24.02.2010

Le cas du dragueur compulsif

Je rencontre donc ce garçon fin septembre lors d'une fête étudiante, le courant passe bien et on sort ensemble le soir même. La première semaine tout se passe bien, on passe de très bons moments ensemble. 

Une semaine après nouvelle soirée. En arrivant en boite, il me dit qu'il ne sait pas si il peut me faire confiance parce qu'il sait que j'ai eu des coups d'un soir et plusieurs "plans cul réguliers" au cours de l'année passée.

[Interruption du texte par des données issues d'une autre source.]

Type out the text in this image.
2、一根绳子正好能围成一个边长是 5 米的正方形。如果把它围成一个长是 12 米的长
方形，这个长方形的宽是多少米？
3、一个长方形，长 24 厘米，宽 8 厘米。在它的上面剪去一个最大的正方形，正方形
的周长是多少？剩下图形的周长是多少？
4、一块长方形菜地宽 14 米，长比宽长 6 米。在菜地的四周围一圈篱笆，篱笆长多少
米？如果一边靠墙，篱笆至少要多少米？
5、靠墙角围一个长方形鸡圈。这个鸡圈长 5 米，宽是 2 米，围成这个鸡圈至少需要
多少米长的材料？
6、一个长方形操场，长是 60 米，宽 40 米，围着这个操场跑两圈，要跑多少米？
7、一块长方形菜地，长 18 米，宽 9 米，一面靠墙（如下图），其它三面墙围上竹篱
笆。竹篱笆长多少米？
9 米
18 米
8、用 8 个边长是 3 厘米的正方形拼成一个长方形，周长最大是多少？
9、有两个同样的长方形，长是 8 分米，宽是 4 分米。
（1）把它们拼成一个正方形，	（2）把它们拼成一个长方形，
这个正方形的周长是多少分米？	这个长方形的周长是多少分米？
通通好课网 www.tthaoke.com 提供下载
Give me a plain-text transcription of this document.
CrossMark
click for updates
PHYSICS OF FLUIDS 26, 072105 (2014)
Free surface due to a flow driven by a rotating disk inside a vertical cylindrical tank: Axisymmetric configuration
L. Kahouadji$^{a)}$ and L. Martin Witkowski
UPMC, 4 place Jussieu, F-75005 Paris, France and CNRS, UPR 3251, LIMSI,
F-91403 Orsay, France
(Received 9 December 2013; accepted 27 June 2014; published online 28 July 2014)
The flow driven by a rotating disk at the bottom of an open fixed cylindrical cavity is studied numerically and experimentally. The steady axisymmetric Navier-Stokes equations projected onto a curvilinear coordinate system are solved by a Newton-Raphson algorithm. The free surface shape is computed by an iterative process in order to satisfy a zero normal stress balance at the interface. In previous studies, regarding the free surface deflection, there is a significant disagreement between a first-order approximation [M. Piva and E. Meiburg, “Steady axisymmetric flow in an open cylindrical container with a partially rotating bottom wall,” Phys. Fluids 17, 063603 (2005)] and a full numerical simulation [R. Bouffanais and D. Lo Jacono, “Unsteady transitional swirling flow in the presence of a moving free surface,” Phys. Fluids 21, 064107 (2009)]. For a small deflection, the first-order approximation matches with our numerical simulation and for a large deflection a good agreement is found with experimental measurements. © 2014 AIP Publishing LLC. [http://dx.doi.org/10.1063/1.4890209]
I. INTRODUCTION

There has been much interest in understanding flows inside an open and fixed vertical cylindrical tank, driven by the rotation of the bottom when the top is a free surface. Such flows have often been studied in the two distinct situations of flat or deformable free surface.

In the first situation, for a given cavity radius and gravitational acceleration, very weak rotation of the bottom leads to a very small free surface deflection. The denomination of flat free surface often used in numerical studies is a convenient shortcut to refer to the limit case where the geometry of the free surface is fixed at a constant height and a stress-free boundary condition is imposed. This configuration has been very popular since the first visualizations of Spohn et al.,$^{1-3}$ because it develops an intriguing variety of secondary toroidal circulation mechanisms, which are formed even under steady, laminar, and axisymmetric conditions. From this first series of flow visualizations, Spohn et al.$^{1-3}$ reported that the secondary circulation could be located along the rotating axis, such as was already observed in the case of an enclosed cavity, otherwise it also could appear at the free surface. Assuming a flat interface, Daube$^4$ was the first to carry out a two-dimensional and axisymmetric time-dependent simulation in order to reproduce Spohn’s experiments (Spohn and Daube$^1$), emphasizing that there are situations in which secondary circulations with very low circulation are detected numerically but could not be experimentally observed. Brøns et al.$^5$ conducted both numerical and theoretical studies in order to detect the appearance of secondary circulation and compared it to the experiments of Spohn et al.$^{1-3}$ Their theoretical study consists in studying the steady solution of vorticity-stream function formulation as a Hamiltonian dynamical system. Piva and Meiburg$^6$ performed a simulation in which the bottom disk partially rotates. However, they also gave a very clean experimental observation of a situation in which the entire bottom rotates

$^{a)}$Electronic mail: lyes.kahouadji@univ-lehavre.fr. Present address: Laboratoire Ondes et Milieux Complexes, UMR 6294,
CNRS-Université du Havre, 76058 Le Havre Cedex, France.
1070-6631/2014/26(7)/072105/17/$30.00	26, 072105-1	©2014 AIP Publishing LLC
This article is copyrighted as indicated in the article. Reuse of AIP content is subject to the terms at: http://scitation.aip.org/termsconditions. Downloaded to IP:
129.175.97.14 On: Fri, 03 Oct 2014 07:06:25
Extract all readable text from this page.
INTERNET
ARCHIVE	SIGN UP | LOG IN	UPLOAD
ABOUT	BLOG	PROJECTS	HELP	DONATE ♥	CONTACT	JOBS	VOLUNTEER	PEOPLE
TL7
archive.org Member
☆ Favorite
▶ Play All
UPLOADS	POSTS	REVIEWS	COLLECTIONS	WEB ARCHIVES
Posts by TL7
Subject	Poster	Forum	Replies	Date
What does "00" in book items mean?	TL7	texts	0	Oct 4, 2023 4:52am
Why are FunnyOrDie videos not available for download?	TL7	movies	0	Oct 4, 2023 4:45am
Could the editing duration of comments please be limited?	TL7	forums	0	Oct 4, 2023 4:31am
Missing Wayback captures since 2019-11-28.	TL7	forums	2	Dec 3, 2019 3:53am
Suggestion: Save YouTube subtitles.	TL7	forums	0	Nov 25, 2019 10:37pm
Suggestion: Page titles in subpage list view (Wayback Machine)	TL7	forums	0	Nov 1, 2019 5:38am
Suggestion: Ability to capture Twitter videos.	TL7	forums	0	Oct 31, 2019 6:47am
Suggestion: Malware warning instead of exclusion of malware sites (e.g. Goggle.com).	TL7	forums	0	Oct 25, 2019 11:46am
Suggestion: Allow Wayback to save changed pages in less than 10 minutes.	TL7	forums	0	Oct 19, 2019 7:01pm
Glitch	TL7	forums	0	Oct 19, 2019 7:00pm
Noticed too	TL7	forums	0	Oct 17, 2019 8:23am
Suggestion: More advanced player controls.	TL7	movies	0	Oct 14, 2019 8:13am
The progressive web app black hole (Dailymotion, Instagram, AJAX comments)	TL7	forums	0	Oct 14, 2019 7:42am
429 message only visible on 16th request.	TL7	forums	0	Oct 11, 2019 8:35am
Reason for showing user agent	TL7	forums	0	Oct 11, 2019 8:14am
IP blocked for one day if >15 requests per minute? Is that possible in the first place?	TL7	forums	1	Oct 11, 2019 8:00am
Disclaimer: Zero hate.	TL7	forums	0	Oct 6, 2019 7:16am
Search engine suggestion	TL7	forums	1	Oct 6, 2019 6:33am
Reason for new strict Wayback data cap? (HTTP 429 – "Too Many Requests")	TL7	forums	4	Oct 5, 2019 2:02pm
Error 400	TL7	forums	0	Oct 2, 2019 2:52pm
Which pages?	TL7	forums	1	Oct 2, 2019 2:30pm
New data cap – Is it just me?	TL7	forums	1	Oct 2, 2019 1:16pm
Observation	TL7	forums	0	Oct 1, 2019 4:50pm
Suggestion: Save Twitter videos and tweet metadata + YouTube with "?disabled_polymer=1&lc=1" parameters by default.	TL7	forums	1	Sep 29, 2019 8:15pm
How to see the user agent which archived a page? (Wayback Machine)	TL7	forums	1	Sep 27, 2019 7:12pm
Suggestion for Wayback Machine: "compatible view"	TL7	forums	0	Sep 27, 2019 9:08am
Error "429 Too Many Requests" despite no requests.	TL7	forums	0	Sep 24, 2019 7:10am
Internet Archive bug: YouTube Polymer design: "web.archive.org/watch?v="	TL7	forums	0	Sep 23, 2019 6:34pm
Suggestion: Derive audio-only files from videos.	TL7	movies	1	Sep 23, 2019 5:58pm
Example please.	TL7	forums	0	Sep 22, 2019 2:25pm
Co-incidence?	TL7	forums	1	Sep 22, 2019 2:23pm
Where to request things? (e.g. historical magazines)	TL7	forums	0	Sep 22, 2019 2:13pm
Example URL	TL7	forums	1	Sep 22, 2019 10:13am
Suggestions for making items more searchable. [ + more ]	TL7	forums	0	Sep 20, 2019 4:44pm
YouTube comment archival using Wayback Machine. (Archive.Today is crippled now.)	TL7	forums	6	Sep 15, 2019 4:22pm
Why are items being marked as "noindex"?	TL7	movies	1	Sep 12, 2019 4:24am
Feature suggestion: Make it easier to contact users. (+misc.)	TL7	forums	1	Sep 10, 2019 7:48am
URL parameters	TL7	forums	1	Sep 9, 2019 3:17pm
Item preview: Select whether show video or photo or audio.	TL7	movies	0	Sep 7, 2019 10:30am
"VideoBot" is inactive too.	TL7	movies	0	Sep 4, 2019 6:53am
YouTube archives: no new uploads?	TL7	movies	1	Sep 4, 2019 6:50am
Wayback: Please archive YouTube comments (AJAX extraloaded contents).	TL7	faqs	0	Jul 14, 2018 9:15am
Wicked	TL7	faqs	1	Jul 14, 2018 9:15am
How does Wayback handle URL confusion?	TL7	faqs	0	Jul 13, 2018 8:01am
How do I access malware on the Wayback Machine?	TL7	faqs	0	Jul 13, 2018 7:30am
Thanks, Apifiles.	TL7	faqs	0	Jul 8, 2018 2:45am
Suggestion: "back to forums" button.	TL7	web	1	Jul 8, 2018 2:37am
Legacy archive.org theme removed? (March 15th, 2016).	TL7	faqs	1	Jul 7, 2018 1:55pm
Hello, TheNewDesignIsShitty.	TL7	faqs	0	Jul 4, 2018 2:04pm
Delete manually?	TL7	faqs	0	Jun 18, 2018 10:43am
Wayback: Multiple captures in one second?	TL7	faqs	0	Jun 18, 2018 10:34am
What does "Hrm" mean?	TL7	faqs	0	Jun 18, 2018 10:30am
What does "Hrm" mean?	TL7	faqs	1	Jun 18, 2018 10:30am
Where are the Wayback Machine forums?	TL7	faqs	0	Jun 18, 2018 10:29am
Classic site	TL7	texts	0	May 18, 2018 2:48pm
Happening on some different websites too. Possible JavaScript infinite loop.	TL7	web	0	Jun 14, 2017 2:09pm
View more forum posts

Je lui ai donc expliqué qu'étant célibataire je ne voyais pas pourquoi j'aurais dû me priver, mais qu'à présent on était ensemble et que ça changeait tout.

Dans la même discussion il me sort qu'il a déjà rencontré la fille qu'il va épouser, qu'il doive attendre 2, 5 ou 10 ans... Ok... ! Mais bon je laisse passer.

Fin de soirée je le vois en train d'embrasser la fille qui me l'avait présenté, donc dispute. Mais il me dit que c'est parce qu'il a trop bu et qu'il la trouve trop moche de toute façon alors que moi je suis "toute gentille toute jolie, adorable". Je dois avouer que ça m'a fait tellement plaisir que ça m'a calmé et on a continué.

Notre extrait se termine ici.